I have the Dakine Vipers and the Dakine Mustangs and they are both awesome gloves.


----------



## Guest (Dec 31, 2007)

Hopefully they compare then. How do you guys like the color scheme? One of my friends called it "queero", but I dont take his opinions on style.


----------



## Guest (Jan 3, 2008)

No comments, criticism? Nothing?


----------



## Guest (Jan 3, 2008)

my dakines barely lost last year, they rocked while they were'nt shredded though.


----------



## T.J. (Aug 28, 2007)

i have the vipers and i love em. i definitely like those much better, they are nice as shit.


----------



## kri$han (Feb 24, 2007)

Dakine has an awesome pair that comes with a liner intended for pipe riding... while i don't do any riding in the pipe, i like that there's a durable liner included... i wanna get 'em.

they're plaid too! (r0x0rz)


----------



## Guest (Jan 3, 2008)

T.J. said:


> i have the vipers and i love em. i definitely like those much better, they are nice as shit.
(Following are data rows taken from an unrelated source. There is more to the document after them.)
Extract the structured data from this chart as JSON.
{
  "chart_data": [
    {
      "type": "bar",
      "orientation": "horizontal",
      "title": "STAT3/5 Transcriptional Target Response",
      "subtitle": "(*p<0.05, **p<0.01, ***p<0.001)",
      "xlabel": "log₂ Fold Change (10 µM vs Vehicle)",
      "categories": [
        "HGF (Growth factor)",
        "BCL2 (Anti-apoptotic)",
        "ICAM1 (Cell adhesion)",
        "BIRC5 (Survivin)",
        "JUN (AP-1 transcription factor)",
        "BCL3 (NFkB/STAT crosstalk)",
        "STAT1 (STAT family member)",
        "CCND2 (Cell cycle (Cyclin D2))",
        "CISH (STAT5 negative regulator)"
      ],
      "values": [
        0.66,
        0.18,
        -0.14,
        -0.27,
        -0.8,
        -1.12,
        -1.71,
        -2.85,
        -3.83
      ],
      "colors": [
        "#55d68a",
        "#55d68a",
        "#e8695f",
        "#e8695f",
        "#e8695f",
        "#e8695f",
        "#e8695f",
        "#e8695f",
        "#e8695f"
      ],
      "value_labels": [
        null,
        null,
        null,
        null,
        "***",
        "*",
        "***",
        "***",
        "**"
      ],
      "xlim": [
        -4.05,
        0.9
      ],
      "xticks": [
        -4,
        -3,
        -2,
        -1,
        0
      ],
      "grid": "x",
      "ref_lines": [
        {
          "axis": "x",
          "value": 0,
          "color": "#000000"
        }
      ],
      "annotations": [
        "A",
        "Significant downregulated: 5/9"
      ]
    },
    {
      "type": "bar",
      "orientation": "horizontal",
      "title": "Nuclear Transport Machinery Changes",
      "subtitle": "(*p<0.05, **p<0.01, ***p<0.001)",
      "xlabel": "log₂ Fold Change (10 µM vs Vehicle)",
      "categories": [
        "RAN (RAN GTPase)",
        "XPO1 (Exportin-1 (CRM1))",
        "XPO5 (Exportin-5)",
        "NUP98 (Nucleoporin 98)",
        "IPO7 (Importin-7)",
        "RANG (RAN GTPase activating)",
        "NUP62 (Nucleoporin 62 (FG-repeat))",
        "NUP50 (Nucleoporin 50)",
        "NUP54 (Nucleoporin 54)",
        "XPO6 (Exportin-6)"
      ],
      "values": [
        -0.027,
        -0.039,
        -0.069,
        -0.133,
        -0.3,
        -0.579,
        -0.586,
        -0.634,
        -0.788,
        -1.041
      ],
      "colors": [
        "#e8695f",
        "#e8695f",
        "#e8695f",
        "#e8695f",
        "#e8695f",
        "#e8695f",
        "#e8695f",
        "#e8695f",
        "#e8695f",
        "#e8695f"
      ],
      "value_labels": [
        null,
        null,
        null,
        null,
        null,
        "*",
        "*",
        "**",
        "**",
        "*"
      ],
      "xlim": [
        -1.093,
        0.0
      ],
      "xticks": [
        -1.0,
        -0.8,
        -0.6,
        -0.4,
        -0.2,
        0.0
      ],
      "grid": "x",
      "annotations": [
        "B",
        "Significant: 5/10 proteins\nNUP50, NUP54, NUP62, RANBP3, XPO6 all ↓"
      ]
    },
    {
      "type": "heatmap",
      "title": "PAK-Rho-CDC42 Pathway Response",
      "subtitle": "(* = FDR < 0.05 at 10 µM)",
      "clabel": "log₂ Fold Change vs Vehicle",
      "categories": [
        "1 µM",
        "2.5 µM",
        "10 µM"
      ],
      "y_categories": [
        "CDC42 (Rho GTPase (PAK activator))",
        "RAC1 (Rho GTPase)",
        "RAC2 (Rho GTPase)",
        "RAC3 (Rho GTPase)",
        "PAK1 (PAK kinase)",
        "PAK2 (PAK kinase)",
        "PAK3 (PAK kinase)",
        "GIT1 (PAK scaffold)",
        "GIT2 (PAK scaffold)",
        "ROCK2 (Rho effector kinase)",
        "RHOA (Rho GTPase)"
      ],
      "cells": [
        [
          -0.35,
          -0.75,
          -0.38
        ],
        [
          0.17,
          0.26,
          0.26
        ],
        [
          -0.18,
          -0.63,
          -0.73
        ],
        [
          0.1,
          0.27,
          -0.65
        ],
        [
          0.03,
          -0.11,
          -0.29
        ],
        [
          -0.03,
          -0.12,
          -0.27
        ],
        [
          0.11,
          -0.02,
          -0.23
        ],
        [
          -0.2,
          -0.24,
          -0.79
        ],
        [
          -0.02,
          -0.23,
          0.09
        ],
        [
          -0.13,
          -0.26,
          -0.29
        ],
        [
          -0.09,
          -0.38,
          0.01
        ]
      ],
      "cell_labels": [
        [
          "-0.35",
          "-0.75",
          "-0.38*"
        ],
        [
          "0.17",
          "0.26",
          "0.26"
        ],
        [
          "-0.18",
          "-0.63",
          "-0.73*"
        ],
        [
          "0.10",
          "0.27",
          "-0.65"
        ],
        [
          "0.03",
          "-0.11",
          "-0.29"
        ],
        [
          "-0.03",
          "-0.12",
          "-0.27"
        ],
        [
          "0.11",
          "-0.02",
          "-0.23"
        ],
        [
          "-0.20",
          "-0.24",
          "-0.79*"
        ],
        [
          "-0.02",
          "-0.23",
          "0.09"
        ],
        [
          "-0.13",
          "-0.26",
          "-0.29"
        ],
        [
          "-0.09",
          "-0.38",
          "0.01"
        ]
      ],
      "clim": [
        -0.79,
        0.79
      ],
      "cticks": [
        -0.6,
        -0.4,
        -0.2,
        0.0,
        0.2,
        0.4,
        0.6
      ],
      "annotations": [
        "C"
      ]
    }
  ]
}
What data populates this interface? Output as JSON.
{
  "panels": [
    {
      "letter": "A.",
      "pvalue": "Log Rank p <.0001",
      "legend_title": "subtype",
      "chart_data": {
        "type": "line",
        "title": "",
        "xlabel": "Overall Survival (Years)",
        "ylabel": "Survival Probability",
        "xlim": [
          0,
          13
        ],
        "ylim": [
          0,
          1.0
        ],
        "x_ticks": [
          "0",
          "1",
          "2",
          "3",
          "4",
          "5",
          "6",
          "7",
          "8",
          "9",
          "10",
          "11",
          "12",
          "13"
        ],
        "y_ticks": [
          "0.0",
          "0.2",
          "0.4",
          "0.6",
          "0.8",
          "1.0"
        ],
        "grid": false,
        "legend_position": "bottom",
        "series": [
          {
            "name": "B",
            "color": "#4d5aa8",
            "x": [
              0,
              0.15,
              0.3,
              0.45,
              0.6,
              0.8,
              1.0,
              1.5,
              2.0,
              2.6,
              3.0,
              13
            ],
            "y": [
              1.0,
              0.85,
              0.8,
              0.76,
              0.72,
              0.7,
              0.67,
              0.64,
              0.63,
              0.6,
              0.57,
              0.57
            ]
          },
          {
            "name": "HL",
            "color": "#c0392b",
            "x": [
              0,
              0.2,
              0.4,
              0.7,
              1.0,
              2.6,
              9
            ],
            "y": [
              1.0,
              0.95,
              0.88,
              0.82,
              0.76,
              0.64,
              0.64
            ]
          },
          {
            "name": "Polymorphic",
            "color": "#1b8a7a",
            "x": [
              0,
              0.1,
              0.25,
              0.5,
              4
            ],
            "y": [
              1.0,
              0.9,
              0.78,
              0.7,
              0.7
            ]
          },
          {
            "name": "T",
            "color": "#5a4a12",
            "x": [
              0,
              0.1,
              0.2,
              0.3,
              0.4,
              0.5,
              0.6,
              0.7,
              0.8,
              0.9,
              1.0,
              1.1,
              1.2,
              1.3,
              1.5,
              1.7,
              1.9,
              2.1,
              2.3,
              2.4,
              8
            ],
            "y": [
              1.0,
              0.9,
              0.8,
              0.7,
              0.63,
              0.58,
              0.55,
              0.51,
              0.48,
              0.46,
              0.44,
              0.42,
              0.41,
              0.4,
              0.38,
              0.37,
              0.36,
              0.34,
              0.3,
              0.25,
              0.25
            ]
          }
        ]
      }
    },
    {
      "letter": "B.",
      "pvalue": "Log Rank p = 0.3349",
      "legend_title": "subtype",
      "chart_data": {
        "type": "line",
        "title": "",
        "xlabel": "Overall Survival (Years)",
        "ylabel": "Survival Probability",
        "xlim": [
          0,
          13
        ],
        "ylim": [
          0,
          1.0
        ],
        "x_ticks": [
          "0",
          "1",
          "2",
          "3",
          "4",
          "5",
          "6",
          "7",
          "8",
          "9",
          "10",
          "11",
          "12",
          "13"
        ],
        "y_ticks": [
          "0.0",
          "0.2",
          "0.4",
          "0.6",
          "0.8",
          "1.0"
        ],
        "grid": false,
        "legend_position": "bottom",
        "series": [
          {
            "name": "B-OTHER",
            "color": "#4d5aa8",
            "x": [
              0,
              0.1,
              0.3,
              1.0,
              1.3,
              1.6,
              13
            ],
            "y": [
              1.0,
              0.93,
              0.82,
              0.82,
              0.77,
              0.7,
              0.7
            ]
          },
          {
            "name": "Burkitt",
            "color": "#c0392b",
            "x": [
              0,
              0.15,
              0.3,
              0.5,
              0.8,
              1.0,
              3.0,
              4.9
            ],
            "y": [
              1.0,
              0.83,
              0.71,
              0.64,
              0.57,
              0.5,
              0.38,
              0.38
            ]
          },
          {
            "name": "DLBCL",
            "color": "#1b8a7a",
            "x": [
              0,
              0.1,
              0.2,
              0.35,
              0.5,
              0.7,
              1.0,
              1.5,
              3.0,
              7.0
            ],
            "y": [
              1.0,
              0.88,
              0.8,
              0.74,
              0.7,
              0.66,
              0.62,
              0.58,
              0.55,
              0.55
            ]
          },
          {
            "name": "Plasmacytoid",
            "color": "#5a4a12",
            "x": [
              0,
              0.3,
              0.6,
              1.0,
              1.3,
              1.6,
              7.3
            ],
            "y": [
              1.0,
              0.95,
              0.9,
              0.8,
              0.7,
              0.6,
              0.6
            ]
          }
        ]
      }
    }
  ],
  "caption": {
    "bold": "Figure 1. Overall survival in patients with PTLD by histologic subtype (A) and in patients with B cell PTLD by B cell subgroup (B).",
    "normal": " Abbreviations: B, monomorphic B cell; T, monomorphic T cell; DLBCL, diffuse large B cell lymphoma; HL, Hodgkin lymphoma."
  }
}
Yeah, they should be coming any minute now. Ill tell you guys how they are. Im going boarding tomorrow, so then Ill see how they really perform.


----------



## Guest (Jan 9, 2008)

grimdog, which one is warmer?


----------



## lisevolution (Sep 20, 2007)

I just picked up a pair of Bronco GT gloves because I needed to spend some extra $ to get free shipping. I hope these are as good as the others...definitely didn't need them at all since I have like 5 pairs now but whatevs... they were $30


----------